I guess I should say something about the poem. I was thinking about what we've seen over the last few years of all those bombed-out cities in the Middle East. Aleppo, an ancient city, one with a population in 2010 of some four million is one particularly hard hit. During the recent Syrian civil war, great swaths of it were destroyed in an effort to fight ISIS. And I was thinking about the sounds around us and how sound echoes, is carried by the wind and so on, and how these returning sounds inform us about where we are and who we are.
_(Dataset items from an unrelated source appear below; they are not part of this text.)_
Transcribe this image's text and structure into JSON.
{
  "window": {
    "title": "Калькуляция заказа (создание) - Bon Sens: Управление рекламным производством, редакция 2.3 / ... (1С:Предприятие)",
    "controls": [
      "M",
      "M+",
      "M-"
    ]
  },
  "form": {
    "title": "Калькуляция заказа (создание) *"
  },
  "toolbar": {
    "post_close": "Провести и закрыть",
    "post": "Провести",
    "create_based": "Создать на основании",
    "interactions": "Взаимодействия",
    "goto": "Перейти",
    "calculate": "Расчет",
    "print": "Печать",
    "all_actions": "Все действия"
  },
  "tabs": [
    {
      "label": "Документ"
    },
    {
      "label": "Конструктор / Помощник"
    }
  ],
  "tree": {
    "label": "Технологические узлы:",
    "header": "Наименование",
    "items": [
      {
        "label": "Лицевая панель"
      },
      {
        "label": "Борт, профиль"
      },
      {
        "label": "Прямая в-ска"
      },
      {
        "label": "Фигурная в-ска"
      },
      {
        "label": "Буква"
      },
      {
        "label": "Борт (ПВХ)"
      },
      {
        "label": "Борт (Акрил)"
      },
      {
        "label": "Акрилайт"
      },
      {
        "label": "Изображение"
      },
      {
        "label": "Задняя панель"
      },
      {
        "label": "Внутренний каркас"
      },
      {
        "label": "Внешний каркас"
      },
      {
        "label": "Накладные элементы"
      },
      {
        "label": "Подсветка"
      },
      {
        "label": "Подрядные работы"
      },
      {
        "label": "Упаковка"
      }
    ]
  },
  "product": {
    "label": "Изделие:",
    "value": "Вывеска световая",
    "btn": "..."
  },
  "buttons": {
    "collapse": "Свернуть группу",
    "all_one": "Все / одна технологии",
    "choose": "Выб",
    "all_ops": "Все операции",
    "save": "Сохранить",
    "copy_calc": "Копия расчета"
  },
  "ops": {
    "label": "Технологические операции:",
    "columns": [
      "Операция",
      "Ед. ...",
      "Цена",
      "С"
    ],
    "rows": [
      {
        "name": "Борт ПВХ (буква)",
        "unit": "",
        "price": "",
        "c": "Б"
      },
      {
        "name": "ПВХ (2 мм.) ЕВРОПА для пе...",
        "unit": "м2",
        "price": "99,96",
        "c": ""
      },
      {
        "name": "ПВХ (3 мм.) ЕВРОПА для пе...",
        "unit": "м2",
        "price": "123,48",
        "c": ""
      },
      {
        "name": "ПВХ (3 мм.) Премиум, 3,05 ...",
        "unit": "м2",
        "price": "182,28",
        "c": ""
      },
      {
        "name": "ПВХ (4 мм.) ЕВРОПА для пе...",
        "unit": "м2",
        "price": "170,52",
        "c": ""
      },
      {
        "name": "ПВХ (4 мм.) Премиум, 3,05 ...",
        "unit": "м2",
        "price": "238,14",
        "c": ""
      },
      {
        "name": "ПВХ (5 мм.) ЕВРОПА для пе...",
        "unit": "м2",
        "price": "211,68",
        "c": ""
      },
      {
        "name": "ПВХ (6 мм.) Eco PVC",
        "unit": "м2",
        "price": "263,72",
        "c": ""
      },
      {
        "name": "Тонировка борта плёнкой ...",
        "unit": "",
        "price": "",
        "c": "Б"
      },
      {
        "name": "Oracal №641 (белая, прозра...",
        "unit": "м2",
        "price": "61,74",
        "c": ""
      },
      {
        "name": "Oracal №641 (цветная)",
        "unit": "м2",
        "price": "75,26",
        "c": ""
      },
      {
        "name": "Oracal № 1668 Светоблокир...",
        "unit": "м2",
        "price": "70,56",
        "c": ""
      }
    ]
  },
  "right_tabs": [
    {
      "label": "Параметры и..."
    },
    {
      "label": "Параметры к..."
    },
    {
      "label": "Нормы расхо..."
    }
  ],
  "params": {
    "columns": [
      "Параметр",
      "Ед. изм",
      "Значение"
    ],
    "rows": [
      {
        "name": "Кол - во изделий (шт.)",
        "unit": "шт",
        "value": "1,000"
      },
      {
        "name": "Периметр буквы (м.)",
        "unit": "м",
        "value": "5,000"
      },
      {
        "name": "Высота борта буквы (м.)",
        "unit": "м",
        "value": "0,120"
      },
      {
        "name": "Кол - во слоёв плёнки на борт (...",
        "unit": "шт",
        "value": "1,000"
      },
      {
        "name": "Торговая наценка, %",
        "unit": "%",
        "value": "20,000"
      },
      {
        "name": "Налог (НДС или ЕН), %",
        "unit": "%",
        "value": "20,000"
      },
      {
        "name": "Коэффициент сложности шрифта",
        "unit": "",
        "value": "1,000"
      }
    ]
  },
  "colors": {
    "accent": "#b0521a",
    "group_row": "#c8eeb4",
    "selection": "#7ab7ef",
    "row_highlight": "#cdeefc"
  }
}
It's our paltry version of bats' echo-location ability. A city wracked by war sounds different than a peaceful one, even long after the guns and bombs have stopped. And all the sounds of life, including their reverberations in the world and in the man-made world, remind us how those sounds change over time; they change in good times and in bad, and we often forget to listen to them, even forget they'd ever existed. We forget them even as they make their presence known to us time after time. We need to listen more, especially to sounds the world chooses to return to us. 

 Cheers, Jake. 

 


 

 

   *Which is 2 years, 8 months and 28 days.




Salman Rushdie, Two Years Eight Months and Twenty-Eight Nights, Alfred A. Knoff, Canada, 2015. 

William Gibson, The Peripheral, 2014. G. P, Putnam's Sons, New York, N.Y.